Kahire’de 8 Ekim 2019 tarihinde düzenlenen Mısır, Yunanistan, GKRY zirvesi
sonunda yayımlanan, ülkemize karşı temelsiz iddialar içeren bildirinin
hiçbir anlam ve değeri yoktur.
Bu bildiri, Rum/Yunan ikilisinin uluslararası hukuka aykırı, maksimalist ve
uzlaşmaz milli politikalarına bölge ülkelerini alet etmelerinin son
örneğidir.
Türkiye, Kıbrıs meselesinde en başından bu yana iyi niyetle çaba göstermiş
ve çözüm yönünde güçlü bir irade sergilemiştir. 2004 yılında Annan Planını
hangi tarafın reddettiği, 2017 yılında Crans-Montana'da sona eren Kıbrıs
Konferansında da hangi tarafın masadan kalktığı herkesçe bilinmektedir.
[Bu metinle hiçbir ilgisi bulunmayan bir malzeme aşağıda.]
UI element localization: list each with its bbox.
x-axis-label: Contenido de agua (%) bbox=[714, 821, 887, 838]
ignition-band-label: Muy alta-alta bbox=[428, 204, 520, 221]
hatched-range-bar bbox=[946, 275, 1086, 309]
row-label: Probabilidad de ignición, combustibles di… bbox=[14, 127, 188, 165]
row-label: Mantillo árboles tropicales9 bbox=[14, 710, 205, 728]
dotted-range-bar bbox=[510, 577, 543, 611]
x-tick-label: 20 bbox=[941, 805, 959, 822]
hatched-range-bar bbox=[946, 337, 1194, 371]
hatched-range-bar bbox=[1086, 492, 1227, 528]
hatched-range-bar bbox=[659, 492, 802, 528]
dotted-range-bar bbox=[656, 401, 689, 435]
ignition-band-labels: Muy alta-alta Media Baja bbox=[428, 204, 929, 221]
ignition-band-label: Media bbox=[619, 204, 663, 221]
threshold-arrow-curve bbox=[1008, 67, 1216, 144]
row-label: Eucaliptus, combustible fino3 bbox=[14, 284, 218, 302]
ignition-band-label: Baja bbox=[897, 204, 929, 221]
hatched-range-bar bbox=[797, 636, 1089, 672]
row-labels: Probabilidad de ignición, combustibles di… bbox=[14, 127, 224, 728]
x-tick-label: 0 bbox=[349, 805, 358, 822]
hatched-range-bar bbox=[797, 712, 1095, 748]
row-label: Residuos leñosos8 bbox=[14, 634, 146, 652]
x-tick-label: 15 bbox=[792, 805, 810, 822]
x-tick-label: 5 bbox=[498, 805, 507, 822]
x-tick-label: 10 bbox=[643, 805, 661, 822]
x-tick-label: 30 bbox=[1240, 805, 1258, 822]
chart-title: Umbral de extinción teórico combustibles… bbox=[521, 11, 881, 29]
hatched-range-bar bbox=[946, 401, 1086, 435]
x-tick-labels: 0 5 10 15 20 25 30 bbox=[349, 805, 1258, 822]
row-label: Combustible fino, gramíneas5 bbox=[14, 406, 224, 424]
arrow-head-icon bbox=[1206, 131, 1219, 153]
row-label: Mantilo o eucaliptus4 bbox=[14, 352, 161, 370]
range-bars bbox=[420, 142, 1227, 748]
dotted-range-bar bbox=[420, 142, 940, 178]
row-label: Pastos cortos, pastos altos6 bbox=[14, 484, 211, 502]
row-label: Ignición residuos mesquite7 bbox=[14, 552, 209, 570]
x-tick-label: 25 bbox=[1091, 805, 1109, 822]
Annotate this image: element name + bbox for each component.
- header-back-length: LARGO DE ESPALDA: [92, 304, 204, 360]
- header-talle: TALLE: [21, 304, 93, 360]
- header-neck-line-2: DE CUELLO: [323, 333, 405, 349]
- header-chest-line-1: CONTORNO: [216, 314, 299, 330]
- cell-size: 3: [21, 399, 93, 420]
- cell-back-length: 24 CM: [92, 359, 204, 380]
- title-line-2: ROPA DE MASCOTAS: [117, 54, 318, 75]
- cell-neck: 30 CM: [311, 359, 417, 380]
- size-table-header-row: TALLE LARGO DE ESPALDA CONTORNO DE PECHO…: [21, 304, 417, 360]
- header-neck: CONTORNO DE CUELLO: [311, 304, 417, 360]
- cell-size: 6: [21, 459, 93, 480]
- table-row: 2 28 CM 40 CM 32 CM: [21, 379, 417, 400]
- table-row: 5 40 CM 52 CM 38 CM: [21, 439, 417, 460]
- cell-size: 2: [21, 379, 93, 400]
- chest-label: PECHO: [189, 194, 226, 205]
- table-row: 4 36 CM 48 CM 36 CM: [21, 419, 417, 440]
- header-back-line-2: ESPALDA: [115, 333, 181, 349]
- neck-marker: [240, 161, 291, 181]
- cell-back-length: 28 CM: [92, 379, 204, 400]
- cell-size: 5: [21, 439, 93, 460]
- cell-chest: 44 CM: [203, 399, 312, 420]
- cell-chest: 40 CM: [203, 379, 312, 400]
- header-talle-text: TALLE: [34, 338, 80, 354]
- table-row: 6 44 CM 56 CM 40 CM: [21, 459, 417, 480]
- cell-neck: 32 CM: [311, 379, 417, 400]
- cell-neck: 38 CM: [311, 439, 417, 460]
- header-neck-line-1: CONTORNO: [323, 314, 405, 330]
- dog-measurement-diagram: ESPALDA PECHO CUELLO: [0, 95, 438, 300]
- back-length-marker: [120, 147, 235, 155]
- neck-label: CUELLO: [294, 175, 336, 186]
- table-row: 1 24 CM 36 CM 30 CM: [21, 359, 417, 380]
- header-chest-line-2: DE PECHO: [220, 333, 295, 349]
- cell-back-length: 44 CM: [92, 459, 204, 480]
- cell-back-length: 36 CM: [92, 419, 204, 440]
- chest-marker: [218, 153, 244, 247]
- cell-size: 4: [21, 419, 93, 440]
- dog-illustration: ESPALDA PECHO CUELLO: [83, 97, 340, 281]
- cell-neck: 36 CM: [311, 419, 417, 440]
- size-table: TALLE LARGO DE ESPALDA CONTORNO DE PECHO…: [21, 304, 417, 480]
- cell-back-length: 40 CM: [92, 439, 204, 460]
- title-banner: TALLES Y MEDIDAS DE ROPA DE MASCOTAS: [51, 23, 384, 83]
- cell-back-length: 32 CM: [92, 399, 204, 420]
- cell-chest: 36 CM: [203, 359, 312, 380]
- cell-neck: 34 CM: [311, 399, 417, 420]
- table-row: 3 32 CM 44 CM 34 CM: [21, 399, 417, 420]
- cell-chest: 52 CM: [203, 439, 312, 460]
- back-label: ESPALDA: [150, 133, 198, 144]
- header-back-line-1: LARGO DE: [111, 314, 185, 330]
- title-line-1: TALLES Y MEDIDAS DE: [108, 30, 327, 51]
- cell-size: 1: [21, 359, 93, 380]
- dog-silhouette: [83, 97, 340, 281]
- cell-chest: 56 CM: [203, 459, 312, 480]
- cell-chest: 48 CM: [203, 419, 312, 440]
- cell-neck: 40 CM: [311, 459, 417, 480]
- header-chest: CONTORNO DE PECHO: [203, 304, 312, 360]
Rum/Yunan ikilisinin Kıbrıs Türklerini yok sayan, siyasi eşitliklerini
kabul etmeyen ve onları azınlık olarak gören zihniyetleri değişmedikçe
Kıbrıs meselesi çözümsüz kalmaya devam edecektir. 50 yıldır sürdürülen
müzakerelerin başarısız olmasının sebebi de bu zihniyettir.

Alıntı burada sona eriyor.